Line design

Entresto® (sacubitril/valsartan)

Case Name: Novartis Pharms. Corp. v. Hetero USA Inc., Civ. No. 20-md-2930-RGA, 2024 WL 3757086 (D. Del. Aug. 12, 2024)

Drug Product and Patent(s)-in-Suit: Entresto® (sacubitril/valsartan); U.S. Patent No. 8,101,659 (“the ’659 patent”)

Nature of the Case and Issue(s) Presented: Like the prior MSN Labs case in D. Delaware, this case is another Hatch-Waxman patent infringement action by Novartis against multiple ANDA filers. Following a bench trial, the court found the ’659 patent invalid for lack of written description. Novartis appealed. MSN received final approval from FDA to market its ANDA product. Novartis moved for an injunction pending appeal to prevent MSN from launching. Again, the court denied the injunction.

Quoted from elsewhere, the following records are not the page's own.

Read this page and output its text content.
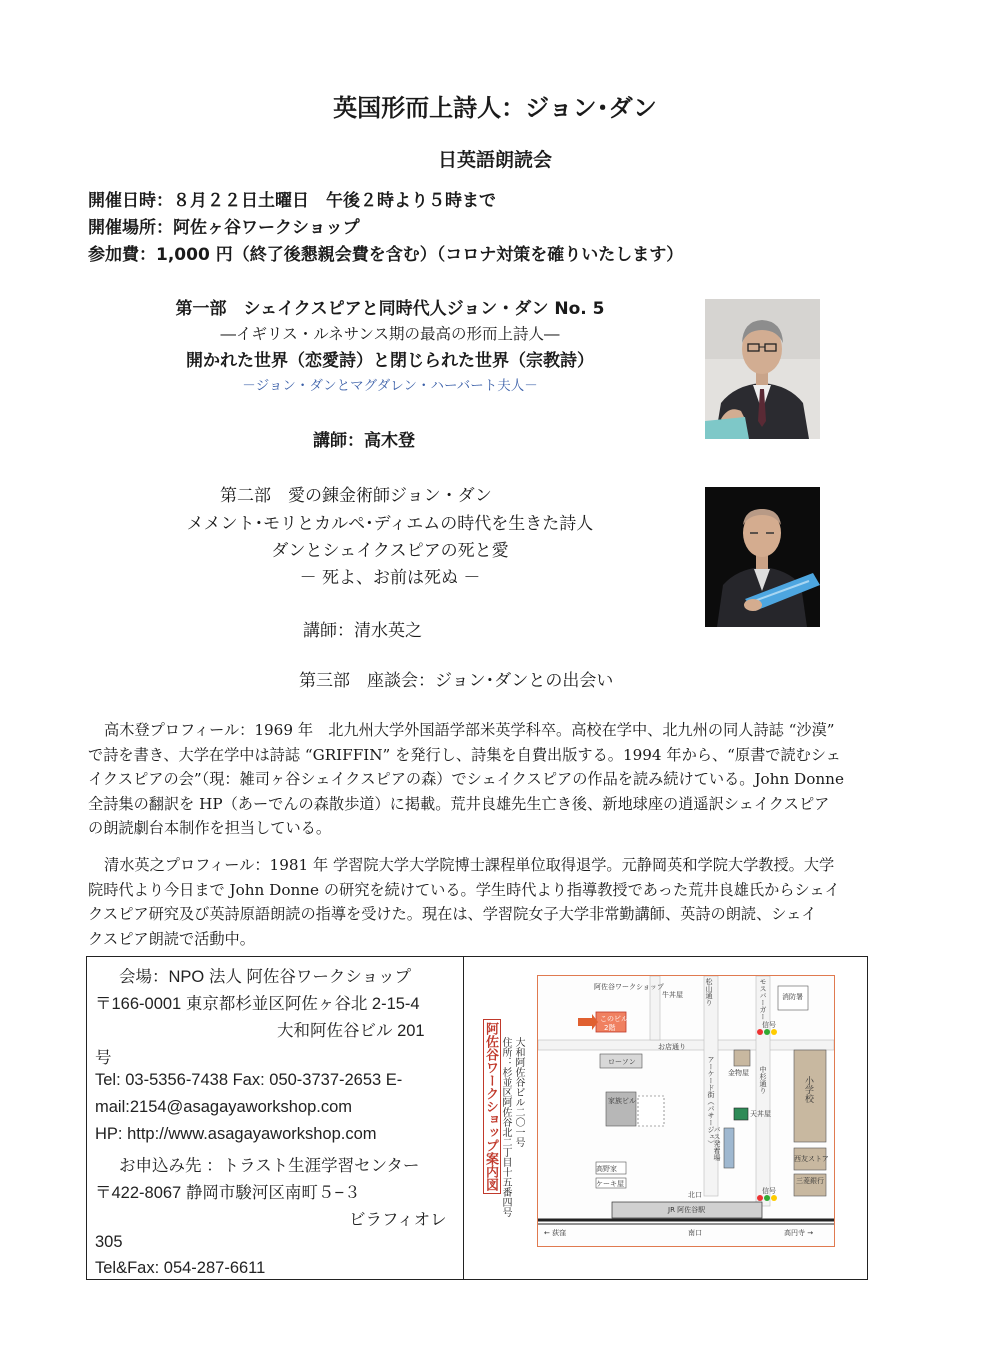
英国形而上詩人：ジョン･ダン
日英語朗読会
開催日時：８月２２日土曜日　午後２時より５時まで
開催場所：阿佐ヶ谷ワークショップ
参加費：1,000 円（終了後懇親会費を含む）（コロナ対策を確りいたします）
第一部　シェイクスピアと同時代人ジョン・ダン No. 5
―イギリス・ルネサンス期の最高の形而上詩人―
開かれた世界（恋愛詩）と閉じられた世界（宗教詩）
－ジョン・ダンとマグダレン・ハーバート夫人－
講師：高木登
第二部　愛の錬金術師ジョン・ダン
メメント･モリとカルペ･ディエムの時代を生きた詩人
ダンとシェイクスピアの死と愛
－ 死よ、お前は死ぬ －
講師：清水英之
第三部　座談会：ジョン･ダンとの出会い
高木登プロフィール：1969 年　北九州大学外国語学部米英学科卒。高校在学中、北九州の同人詩誌 “沙漠”
で詩を書き、大学在学中は詩誌 “GRIFFIN” を発行し、詩集を自費出版する。1994 年から、“原書で読むシェ
イクスピアの会”（現：雑司ヶ谷シェイクスピアの森）でシェイクスピアの作品を読み続けている。John Donne
全詩集の翻訳を HP（あーでんの森散歩道）に掲載。荒井良雄先生亡き後、新地球座の逍遥訳シェイクスピア
の朗読劇台本制作を担当している。
清水英之プロフィール：1981 年 学習院大学大学院博士課程単位取得退学。元静岡英和学院大学教授。大学
院時代より今日まで John Donne の研究を続けている。学生時代より指導教授であった荒井良雄氏からシェイ
クスピア研究及び英詩原語朗読の指導を受けた。現在は、学習院女子大学非常勤講師、英詩の朗読、シェイ
クスピア朗読で活動中。
会場：NPO 法人 阿佐谷ワークショップ
〒166-0001 東京都杉並区阿佐ヶ谷北 2-15-4
大和阿佐谷ビル 201
号
Tel: 03-5356-7438 Fax: 050-3737-2653 E-
mail:2154@asagayaworkshop.com
HP: http://www.asagayaworkshop.com
お申込み先 ：トラスト生涯学習センター
〒422-8067 静岡市駿河区南町５−３
ビラフィオレ
305
Tel&Fax: 054-287-6611
阿佐谷ワークショップ案内図 住所：杉並区阿佐谷北二丁目十五番四号 大和阿佐谷ビル二〇一号
阿佐谷ワークショップ
このビル
2階
牛丼屋	松山通り	モスバーガー 消防署
お店通り
ローソン	アーケード街（パサージュ） 金物屋
天丼屋
中杉通り	小学校
バス発着場	西友ストア
三菱銀行
信号
信号
家族ビル
JR 阿佐谷駅
北口
南口
← 荻窪	高円寺 →
高野家
ケーキ屋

Why MSN Prevailed: The court, not surprisingly, did not agree with Novartis that the Federal Circuit is likely to reverse the district court’s judgment. And as in its other order denying Novartis’s injunctive relief, Judge Andrews was “skeptical” about Novartis’s purported irreparable harm, noting that “I do not find it reasonable to attribute harm resulting from the actions taken by other generic drug makers to MSN’s decision to launch its own individual product,” nor “do I think it fair to attribute to MSN the harm of impaired promotion of Novartis’s other cardiovascular drugs, which would result from Novartis’s own profit-maximizing business decision to decrease its cardiovascular product salesforce in response to MSN’s launch.” Once more, the court did not believe that Novartis had shown that money could not remedy the alleged harm. The court denied the injunction but granted a temporary stay to allow Novartis to seek injunctive relief from the Federal Circuit.